Dopo due anni di iter contrastato e numerose versioni, il Consiglio comunale ha approvato il primo Piano della Mobilità Ciclabile (PMC). Dall’analisi del documento (252 pagine), emerge che il PMC si propone l’obiettivo di incrementare dell’1.5% annuo la quota ciclistica sull’insieme degli spostamenti (oggi la mobilità ciclistica è il 10.38%). A tale scopo, vengono previste molteplici misure per aumento la sicurezza stradale, eliminare criticità e carenze nella rete, incrementare la rete ciclo-pedonale, riconnettere i percorsi frammentati, realizzare Zone a 30 km/h.
Purtroppo, rispetto agli obiettivi prefissati, il PMC appare uno strumento spuntato in due elementi chiave: la prevedibile inefficacia degli interventi previsti e la scarsità delle risorse.
Come è possibile, ad esempio, ridurre gli incidenti agli incroci e alle rotatorie limitandosi a disseminarli di ‘segnalatori luminosi’? Come mai mancano ancora le ciclabili in alcune strade pericolose, come Vignolese ed Emilia? Alcuni progetti appaiono giochi di prestigio: un segnalatore luminoso qui, una chicane là, un cambio di segnaletica più avanti… come se il ciclista fosse uno strano animale cui puoi chiedere tutto. Il discorso delle zone a 30 km/h suscita più perplessità che soddisfazione: oltre ad essere poche, sono scollegate. Assenti interventi per illuminare tratti ciclabili insicuri di notte.

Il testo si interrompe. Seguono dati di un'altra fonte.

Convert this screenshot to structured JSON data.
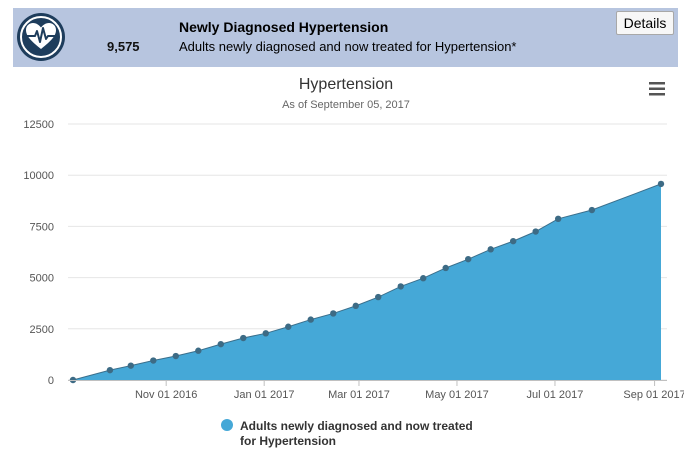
{
  "header": {
    "value": "9,575",
    "title": "Newly Diagnosed Hypertension",
    "subtitle": "Adults newly diagnosed and now treated for Hypertension*",
    "details_label": "Details",
    "logo_icon": "heart-pulse-icon",
    "background_color": "#b7c5df"
  },
  "menu": {
    "icon": "hamburger-menu-icon"
  },
  "chart_data": {
    "type": "area",
    "title": "Hypertension",
    "subtitle": "As of September 05, 2017",
    "xlabel": "",
    "ylabel": "",
    "ylim": [
      0,
      12500
    ],
    "yticks": [
      0,
      2500,
      5000,
      7500,
      10000,
      12500
    ],
    "xlim": [
      "2016-09-04",
      "2017-09-05"
    ],
    "xticks": [
      {
        "date": "2016-11-01",
        "label": "Nov 01 2016"
      },
      {
        "date": "2017-01-01",
        "label": "Jan 01 2017"
      },
      {
        "date": "2017-03-01",
        "label": "Mar 01 2017"
      },
      {
        "date": "2017-05-01",
        "label": "May 01 2017"
      },
      {
        "date": "2017-07-01",
        "label": "Jul 01 2017"
      },
      {
        "date": "2017-09-01",
        "label": "Sep 01 2017"
      }
    ],
    "grid": true,
    "legend_position": "bottom-center",
    "color": "#45a8d7",
    "line_color": "#3a6f8c",
    "series": [
      {
        "name": "Adults newly diagnosed and now treated for Hypertension",
        "name_lines": [
          "Adults newly diagnosed and now treated",
          "for Hypertension"
        ],
        "points": [
          {
            "x": "2016-09-04",
            "y": 0
          },
          {
            "x": "2016-09-27",
            "y": 480
          },
          {
            "x": "2016-10-10",
            "y": 700
          },
          {
            "x": "2016-10-24",
            "y": 950
          },
          {
            "x": "2016-11-07",
            "y": 1170
          },
          {
            "x": "2016-11-21",
            "y": 1430
          },
          {
            "x": "2016-12-05",
            "y": 1750
          },
          {
            "x": "2016-12-19",
            "y": 2050
          },
          {
            "x": "2017-01-02",
            "y": 2280
          },
          {
            "x": "2017-01-16",
            "y": 2600
          },
          {
            "x": "2017-01-30",
            "y": 2950
          },
          {
            "x": "2017-02-13",
            "y": 3250
          },
          {
            "x": "2017-02-27",
            "y": 3620
          },
          {
            "x": "2017-03-13",
            "y": 4050
          },
          {
            "x": "2017-03-27",
            "y": 4570
          },
          {
            "x": "2017-04-10",
            "y": 4970
          },
          {
            "x": "2017-04-24",
            "y": 5470
          },
          {
            "x": "2017-05-08",
            "y": 5900
          },
          {
            "x": "2017-05-22",
            "y": 6380
          },
          {
            "x": "2017-06-05",
            "y": 6780
          },
          {
            "x": "2017-06-19",
            "y": 7250
          },
          {
            "x": "2017-07-03",
            "y": 7870
          },
          {
            "x": "2017-07-24",
            "y": 8300
          },
          {
            "x": "2017-09-05",
            "y": 9575
          }
        ]
      }
    ]
  }
}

Quasi tutti gli interventi previsti nella fase 2016-18 del PMC sono già in corso o progettati (salvo una quota di valore pari a 0.77 mil, non coperta da risorse). I 15.3 mil della fase futura sono iscritti nel libro dei sogni.
I ciclisti modenesi potranno davvero avvertire una maggiore sicurezza nelle strade e spostarsi fiduciosi ed ottimisti con questo mezzo semplice, efficiente e maledettamente poetico?